Quando se mistura uma boa distopia com um ensaio filosófico sobre a moral e a condição humana, o sucesso pode não ser o esperado. Actualmente, proliferam distopias caracterizadas por acontecimentos apocalípticos, onde os jovens têm um papel preponderante, ainda que seja alicerçado em heróis inseridos em planos de combate, com pouco ênfase para as discussões morais e intelectuais. Este não é o ponto de partida de Philip K. Dick. O autor pensa num ambiente global mais complexo, no que diz respeito à situação política. Em O Homem do Castelo Alto, os EUA que conhecemos não existem.

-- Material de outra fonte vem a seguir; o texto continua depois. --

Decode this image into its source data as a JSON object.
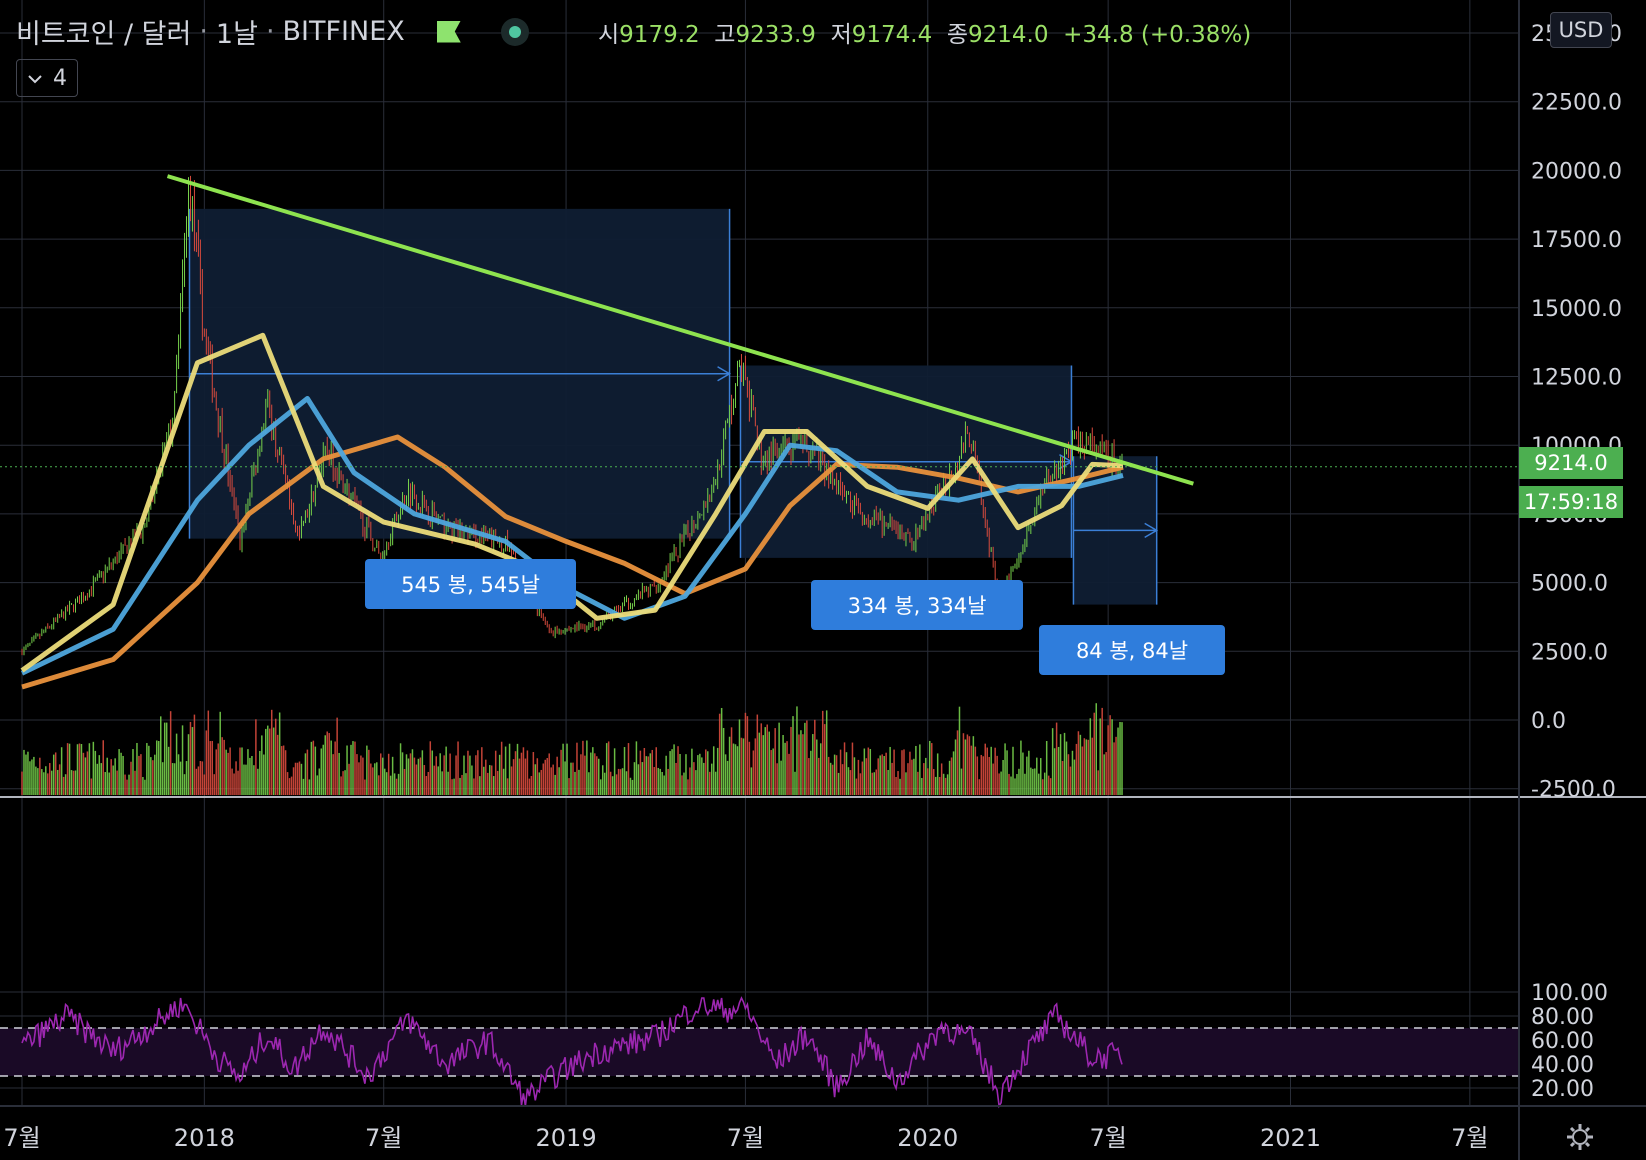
{
  "header": {
    "symbol": "비트코인 / 달러",
    "interval": "1날",
    "exchange": "BITFINEX",
    "ohlc": {
      "o_label": "시",
      "o": "9179.2",
      "h_label": "고",
      "h": "9233.9",
      "l_label": "저",
      "l": "9174.4",
      "c_label": "종",
      "c": "9214.0",
      "change": "+34.8 (+0.38%)"
    },
    "indicator_count": "4"
  },
  "currency_button": "USD",
  "last_price_tag": "9214.0",
  "countdown_tag": "17:59:18",
  "annotations": [
    "545 봉, 545날",
    "334 봉, 334날",
    "84 봉, 84날"
  ],
  "colors": {
    "background": "#000000",
    "grid": "#2a2e39",
    "trendline": "#8ee34f",
    "ma_fast": "#ecdc7a",
    "ma_mid": "#4ea7dd",
    "ma_slow": "#e9913c",
    "rsi": "#9c27b0",
    "rsi_band": "#1a0a26",
    "up": "#76d04b",
    "down": "#d94b3d",
    "range_box": "#0f1e33",
    "annotation": "#2f7ddc"
  },
  "icons": {
    "settings": "gear-icon",
    "chevron": "chevron-down-icon"
  },
  "chart_data": [
    {
      "type": "line",
      "title": "비트코인 / 달러 · 1날 · BITFINEX",
      "x_ticks": [
        "7월",
        "2018",
        "7월",
        "2019",
        "7월",
        "2020",
        "7월",
        "2021",
        "7월"
      ],
      "y_ticks": [
        "-2500.0",
        "0.0",
        "2500.0",
        "5000.0",
        "7500.0",
        "10000.0",
        "12500.0",
        "15000.0",
        "17500.0",
        "20000.0",
        "22500.0",
        "25000.0"
      ],
      "ylim": [
        -2500,
        25000
      ],
      "last_price": 9214.0,
      "price_series": [
        [
          "2017-07-01",
          2500
        ],
        [
          "2017-09-01",
          4500
        ],
        [
          "2017-11-01",
          7000
        ],
        [
          "2017-12-01",
          11000
        ],
        [
          "2017-12-17",
          19600
        ],
        [
          "2018-01-01",
          14000
        ],
        [
          "2018-02-06",
          6500
        ],
        [
          "2018-03-05",
          11500
        ],
        [
          "2018-04-06",
          6600
        ],
        [
          "2018-05-05",
          9800
        ],
        [
          "2018-06-28",
          5900
        ],
        [
          "2018-07-25",
          8400
        ],
        [
          "2018-09-01",
          7000
        ],
        [
          "2018-11-01",
          6400
        ],
        [
          "2018-12-15",
          3200
        ],
        [
          "2019-02-01",
          3500
        ],
        [
          "2019-04-05",
          5000
        ],
        [
          "2019-05-30",
          8500
        ],
        [
          "2019-06-26",
          13000
        ],
        [
          "2019-07-17",
          9500
        ],
        [
          "2019-09-01",
          10000
        ],
        [
          "2019-10-25",
          7500
        ],
        [
          "2019-12-18",
          6500
        ],
        [
          "2020-02-13",
          10400
        ],
        [
          "2020-03-13",
          4200
        ],
        [
          "2020-05-01",
          8800
        ],
        [
          "2020-06-01",
          10200
        ],
        [
          "2020-07-16",
          9214
        ]
      ],
      "series": [
        {
          "values": [
            [
              "2017-07-01",
              1800
            ],
            [
              "2017-10-01",
              4200
            ],
            [
              "2017-12-25",
              13000
            ],
            [
              "2018-03-01",
              14000
            ],
            [
              "2018-05-01",
              8500
            ],
            [
              "2018-07-01",
              7200
            ],
            [
              "2018-10-01",
              6400
            ],
            [
              "2018-12-01",
              5500
            ],
            [
              "2019-02-01",
              3700
            ],
            [
              "2019-04-01",
              4000
            ],
            [
              "2019-06-01",
              7500
            ],
            [
              "2019-07-20",
              10500
            ],
            [
              "2019-09-01",
              10500
            ],
            [
              "2019-11-01",
              8500
            ],
            [
              "2020-01-01",
              7700
            ],
            [
              "2020-02-15",
              9500
            ],
            [
              "2020-04-01",
              7000
            ],
            [
              "2020-05-15",
              7800
            ],
            [
              "2020-06-15",
              9300
            ],
            [
              "2020-07-16",
              9250
            ]
          ]
        },
        {
          "values": [
            [
              "2017-07-01",
              1700
            ],
            [
              "2017-10-01",
              3300
            ],
            [
              "2017-12-25",
              8000
            ],
            [
              "2018-02-15",
              10000
            ],
            [
              "2018-04-15",
              11700
            ],
            [
              "2018-06-01",
              9000
            ],
            [
              "2018-08-01",
              7500
            ],
            [
              "2018-11-01",
              6500
            ],
            [
              "2019-01-01",
              4800
            ],
            [
              "2019-03-01",
              3700
            ],
            [
              "2019-05-01",
              4500
            ],
            [
              "2019-07-01",
              7500
            ],
            [
              "2019-08-15",
              10000
            ],
            [
              "2019-10-01",
              9800
            ],
            [
              "2019-12-01",
              8300
            ],
            [
              "2020-02-01",
              8000
            ],
            [
              "2020-04-01",
              8500
            ],
            [
              "2020-06-01",
              8500
            ],
            [
              "2020-07-16",
              8900
            ]
          ]
        },
        {
          "values": [
            [
              "2017-07-01",
              1200
            ],
            [
              "2017-10-01",
              2200
            ],
            [
              "2017-12-25",
              5000
            ],
            [
              "2018-02-15",
              7500
            ],
            [
              "2018-05-01",
              9500
            ],
            [
              "2018-07-15",
              10300
            ],
            [
              "2018-09-01",
              9200
            ],
            [
              "2018-11-01",
              7400
            ],
            [
              "2019-01-01",
              6500
            ],
            [
              "2019-03-01",
              5700
            ],
            [
              "2019-05-01",
              4600
            ],
            [
              "2019-07-01",
              5500
            ],
            [
              "2019-08-15",
              7800
            ],
            [
              "2019-10-01",
              9300
            ],
            [
              "2019-12-01",
              9200
            ],
            [
              "2020-02-01",
              8800
            ],
            [
              "2020-04-01",
              8300
            ],
            [
              "2020-06-01",
              8800
            ],
            [
              "2020-07-16",
              9200
            ]
          ]
        }
      ],
      "trendline": [
        [
          "2017-12-17",
          19500
        ],
        [
          "2020-09-25",
          8600
        ]
      ]
    },
    {
      "type": "line",
      "y_ticks": [
        "20.00",
        "40.00",
        "60.00",
        "80.00",
        "100.00"
      ],
      "ylim": [
        0,
        100
      ],
      "band": [
        30,
        70
      ],
      "series": [
        {
          "values": [
            [
              "2017-07-01",
              55
            ],
            [
              "2017-08-15",
              80
            ],
            [
              "2017-10-01",
              50
            ],
            [
              "2017-11-15",
              75
            ],
            [
              "2017-12-10",
              92
            ],
            [
              "2018-01-15",
              45
            ],
            [
              "2018-02-06",
              28
            ],
            [
              "2018-03-05",
              65
            ],
            [
              "2018-04-01",
              35
            ],
            [
              "2018-05-01",
              72
            ],
            [
              "2018-06-15",
              30
            ],
            [
              "2018-07-25",
              78
            ],
            [
              "2018-09-01",
              40
            ],
            [
              "2018-10-15",
              60
            ],
            [
              "2018-11-20",
              10
            ],
            [
              "2018-12-20",
              30
            ],
            [
              "2019-02-01",
              50
            ],
            [
              "2019-04-01",
              62
            ],
            [
              "2019-05-15",
              90
            ],
            [
              "2019-06-10",
              85
            ],
            [
              "2019-07-01",
              88
            ],
            [
              "2019-08-01",
              40
            ],
            [
              "2019-09-01",
              65
            ],
            [
              "2019-10-01",
              20
            ],
            [
              "2019-11-01",
              60
            ],
            [
              "2019-12-01",
              25
            ],
            [
              "2020-01-15",
              72
            ],
            [
              "2020-02-15",
              60
            ],
            [
              "2020-03-13",
              15
            ],
            [
              "2020-04-15",
              55
            ],
            [
              "2020-05-10",
              80
            ],
            [
              "2020-06-15",
              45
            ],
            [
              "2020-07-16",
              48
            ]
          ]
        }
      ]
    }
  ]
}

Agora, são designados por Estados Pacíficos da América. O oeste do país é liderado pelos japoneses, o lado este é dominado pelos alemães e, por fim, numa zona neutra, ainda residem americanos, mas sem qualquer aspiração de domínio territorial.
E aqui começa a aventura literária. Estamos na década de 60 do século XX. O enredo surge, porque os EUA e os aliados perderam a II Guerra Mundial. Nesta dimensão de PKD, os alemães e os japoneses são as forças dominantes da civilização. Como consequência, a escravatura negra voltou e as pessoas são divididas por classes, consoante o seu nascimento. Numa demonstração de poder lunática, até o mar mediterrâneo foi dragado. Por fim, ainda que dominem a exploração do sistema solar, os alemães continuam a sua perseguição aos judeus.
O aspecto menos positivo do enredo, mas que não influencia a qualidade desta obra fantástica, revela-se na (quase) inexistência do próprio enredo. As várias personagens, que se vão tornando mais ou menos preponderantes, seguem duas linhas diferenciadas. Aqui reside a minha própria visão do livro – acredito que não existam duas visões semelhantes. Um dos caminhos leva-nos para um enredo político. Aqui, o enredo ganha alguma alma, porque existe a possibilidade de fazer a diferença numa história criada por PKD. O segundo caminho segue um caminho bastante subjectivo, onde o autor parece dar relevo a uma ideia de pluralidade. Não estamos sozinhos e a nossa realidade é escrita, passado, presente ou futuro, através de uma entidade invisível. Aqui, confesso, está a beleza do livro. Muito mais do que o ambiente distópico criado, menor do que em outras obras, o discurso do autor leva o leitor a uma introspecção curiosa. Será que o ser humano necessita de seguir o caminho escrito numa obra de relevo? Ou em duas? O que aconteceria se o mundo se libertasse dessas amarras intelectuais e mentais? O caminho seria o mesmo? É um livro indispensável.